With his exceptional debut story collection, "Friday Black," Nana Kwame Adjei-Brenyah has unleashed a ferociously indignant howl against America’s worst impulses.

These 12 stories caricature our society’s racism, hyper-consumerism, ignorance, glorification of violence and that ever-increasing need to gratify every impulse.

The astonishing intensity of Adjei-Brenyah’s scenarios are so at odds with the measured, almost workmanlike prose used to convey them that the extreme suddenly seems uncomfortably less outlandish.

Take the premise of "The Finkelstein 5," which opens this volume: A white man feels threatened by five black children outside a library and kills them all in the name of protecting his family. A jury finds him not guilty in just 28 minutes.

The parallels to recent events, particularly the 2012 fatal shooting of 17-year-old Trayvon Martin by George Zimmerman, who was also acquitted, are unmistakable.

But in Adjei-Brenyah’s story, the white man cuts off the black children’s heads with a chainsaw, which is just the first of many profoundly disturbing yet thought-provoking twists.
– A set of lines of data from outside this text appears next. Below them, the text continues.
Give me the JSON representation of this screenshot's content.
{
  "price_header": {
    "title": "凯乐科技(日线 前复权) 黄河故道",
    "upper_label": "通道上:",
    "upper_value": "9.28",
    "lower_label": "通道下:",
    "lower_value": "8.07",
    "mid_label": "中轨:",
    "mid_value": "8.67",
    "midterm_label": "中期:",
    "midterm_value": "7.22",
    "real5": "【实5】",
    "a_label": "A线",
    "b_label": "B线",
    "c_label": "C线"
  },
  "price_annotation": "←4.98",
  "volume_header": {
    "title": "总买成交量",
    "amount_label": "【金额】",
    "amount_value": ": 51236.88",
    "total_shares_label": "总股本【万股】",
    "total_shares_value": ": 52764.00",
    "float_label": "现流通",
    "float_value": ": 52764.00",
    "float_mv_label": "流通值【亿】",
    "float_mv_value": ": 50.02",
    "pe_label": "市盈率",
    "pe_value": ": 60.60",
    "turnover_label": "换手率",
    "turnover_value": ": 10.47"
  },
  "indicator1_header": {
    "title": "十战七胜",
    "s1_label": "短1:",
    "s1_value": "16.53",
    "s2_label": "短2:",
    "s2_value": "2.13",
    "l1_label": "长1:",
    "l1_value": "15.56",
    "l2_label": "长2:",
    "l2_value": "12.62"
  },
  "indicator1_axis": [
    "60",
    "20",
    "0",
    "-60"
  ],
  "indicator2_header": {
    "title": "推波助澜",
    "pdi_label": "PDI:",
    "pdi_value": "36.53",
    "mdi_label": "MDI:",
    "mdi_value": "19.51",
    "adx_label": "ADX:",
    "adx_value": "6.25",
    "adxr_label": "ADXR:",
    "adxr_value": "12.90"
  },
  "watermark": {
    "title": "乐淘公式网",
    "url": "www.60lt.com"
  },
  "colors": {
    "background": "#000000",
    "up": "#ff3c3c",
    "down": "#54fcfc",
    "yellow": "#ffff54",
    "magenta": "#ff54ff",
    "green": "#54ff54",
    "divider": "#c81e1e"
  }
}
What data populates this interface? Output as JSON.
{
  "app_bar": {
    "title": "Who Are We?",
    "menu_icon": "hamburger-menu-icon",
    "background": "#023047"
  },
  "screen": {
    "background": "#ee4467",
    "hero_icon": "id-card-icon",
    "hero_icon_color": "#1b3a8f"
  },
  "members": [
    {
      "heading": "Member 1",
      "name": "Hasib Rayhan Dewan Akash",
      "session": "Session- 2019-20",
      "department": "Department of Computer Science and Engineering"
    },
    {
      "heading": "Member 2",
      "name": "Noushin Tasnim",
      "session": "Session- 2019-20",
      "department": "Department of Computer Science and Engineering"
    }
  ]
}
Time and again, Adjei-Brenyah’s audacious magnifying glass reveals startling truths: a "Westworld"-like theme park in "Zimmer Land" (note, again, the familiar name) where patrons pay to exact "justice" on those who "threaten" them; the Orwellian love story of "The Era," where some children need injections of "Good"; the feral atmosphere at Prominent Mall on Black Friday in the title story; the nuclear-apocalypse Groundhog Day in "Through the Flash."

There is subtlety here, too, which adds to the emotional weight of these stories, particularly in "The Lion & The Spider," a tender look at a son’s relationship with his incredibly imperfect father.

But without a doubt, it is the perversion of the familiar that shocks the most, because while these stories are exaggerated, they are frighteningly recognizable.